Pick a technique that makes sense to you. It can be any technique, as long as it is one that requires you to get out of your normal routine and forces you to be in a particular action, be it sitting, standing or walking, for a period of time. I find that this creates a different frame of mind and also a tangible point of focus to concentrate on. For me, sitting and focusing on the breath work perfectly, especially if sitting in a full lotus pose.

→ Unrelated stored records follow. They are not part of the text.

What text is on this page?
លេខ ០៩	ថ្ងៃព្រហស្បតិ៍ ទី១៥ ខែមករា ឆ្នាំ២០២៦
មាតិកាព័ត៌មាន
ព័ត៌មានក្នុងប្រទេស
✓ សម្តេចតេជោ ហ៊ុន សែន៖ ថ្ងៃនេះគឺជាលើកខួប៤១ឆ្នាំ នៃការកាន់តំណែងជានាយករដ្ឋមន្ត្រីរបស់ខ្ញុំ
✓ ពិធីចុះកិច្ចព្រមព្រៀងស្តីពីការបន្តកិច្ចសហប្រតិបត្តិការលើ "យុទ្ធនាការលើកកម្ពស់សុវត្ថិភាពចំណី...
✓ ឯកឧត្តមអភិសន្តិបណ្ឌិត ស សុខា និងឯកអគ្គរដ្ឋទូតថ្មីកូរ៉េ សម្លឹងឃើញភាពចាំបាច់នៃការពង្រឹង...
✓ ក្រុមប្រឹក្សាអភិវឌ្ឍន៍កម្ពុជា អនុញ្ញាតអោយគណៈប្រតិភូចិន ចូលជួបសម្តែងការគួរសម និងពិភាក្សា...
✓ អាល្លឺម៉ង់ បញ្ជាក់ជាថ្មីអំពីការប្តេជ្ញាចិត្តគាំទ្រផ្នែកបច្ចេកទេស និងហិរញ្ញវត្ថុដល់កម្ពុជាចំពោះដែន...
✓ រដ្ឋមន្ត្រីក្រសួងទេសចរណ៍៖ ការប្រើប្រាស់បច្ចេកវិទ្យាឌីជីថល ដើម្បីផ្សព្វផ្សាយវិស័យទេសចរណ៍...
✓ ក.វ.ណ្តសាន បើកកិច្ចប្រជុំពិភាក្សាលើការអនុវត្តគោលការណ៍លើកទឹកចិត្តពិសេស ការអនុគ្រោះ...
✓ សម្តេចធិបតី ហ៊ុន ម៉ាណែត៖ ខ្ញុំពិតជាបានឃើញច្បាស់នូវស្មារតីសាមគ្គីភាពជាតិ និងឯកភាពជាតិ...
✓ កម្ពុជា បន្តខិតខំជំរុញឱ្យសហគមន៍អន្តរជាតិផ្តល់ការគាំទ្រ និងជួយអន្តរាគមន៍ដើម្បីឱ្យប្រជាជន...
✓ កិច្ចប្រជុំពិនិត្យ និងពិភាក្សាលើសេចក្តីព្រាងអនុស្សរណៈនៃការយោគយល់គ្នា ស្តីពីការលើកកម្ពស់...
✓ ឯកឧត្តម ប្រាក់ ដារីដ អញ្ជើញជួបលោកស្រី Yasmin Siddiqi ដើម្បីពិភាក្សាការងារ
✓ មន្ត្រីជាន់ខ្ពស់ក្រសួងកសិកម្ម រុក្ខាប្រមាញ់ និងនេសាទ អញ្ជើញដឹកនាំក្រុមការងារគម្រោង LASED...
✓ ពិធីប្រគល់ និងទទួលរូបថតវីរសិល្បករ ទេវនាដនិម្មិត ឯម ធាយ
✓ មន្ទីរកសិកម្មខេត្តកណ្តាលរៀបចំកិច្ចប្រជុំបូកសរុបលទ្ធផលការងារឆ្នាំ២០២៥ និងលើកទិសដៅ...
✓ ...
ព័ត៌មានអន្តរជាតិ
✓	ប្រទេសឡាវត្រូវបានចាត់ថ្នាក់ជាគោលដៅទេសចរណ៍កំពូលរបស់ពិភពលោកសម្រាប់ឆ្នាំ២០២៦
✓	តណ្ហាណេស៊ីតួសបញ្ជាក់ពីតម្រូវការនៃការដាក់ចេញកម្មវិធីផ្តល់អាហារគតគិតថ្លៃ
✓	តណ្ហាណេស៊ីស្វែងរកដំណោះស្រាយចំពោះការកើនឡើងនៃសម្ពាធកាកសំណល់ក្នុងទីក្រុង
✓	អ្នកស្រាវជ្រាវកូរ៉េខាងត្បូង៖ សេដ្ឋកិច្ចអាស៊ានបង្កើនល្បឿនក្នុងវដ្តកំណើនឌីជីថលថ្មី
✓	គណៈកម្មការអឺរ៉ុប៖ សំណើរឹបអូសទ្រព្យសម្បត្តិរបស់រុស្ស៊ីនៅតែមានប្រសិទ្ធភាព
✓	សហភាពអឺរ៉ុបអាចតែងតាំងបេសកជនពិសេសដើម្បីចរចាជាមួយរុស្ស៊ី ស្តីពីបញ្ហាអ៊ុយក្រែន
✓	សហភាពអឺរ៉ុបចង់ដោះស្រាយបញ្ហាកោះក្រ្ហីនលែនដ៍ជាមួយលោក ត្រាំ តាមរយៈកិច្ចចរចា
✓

This particular pose signals to my mind that “I’m going to be here for a while, and I’m not going anywhere.” Tell yourself you will spend time with your mind, watching it, understanding it.

3. Make it long

When you first start meditating, just sitting down for five minutes doing nothing except watching your breath can be very mind-numbing and boring. Yet, this is the only way to go. Start slow and start with just five minutes, and work your way up to a longer period of time, like fifteen minutes, then half an hour, and so on. However, you definitely have to go beyond that five minutes to feel any significant effects of meditation. You have to work beyond that initial wave of doubt, discomfort (mostly physical) and denial, and that takes time. The way I see it, it is a form of dulling the mind to a point when you can dissociate reactive thoughts from your mind, step back and watch these thoughts from a distance like you would examine a piece of crystal between your fingers. As you sit with your mind and your thoughts for a while, you may find your initial emotions changing and becoming clearer.

Moving on from here, I have hopes for taking my meditation practice further, to a point where I can ultimately teach and guide others on their paths to meditation, to share the joy that I have experienced and are still experiencing through the grace of other teachers that have guided me.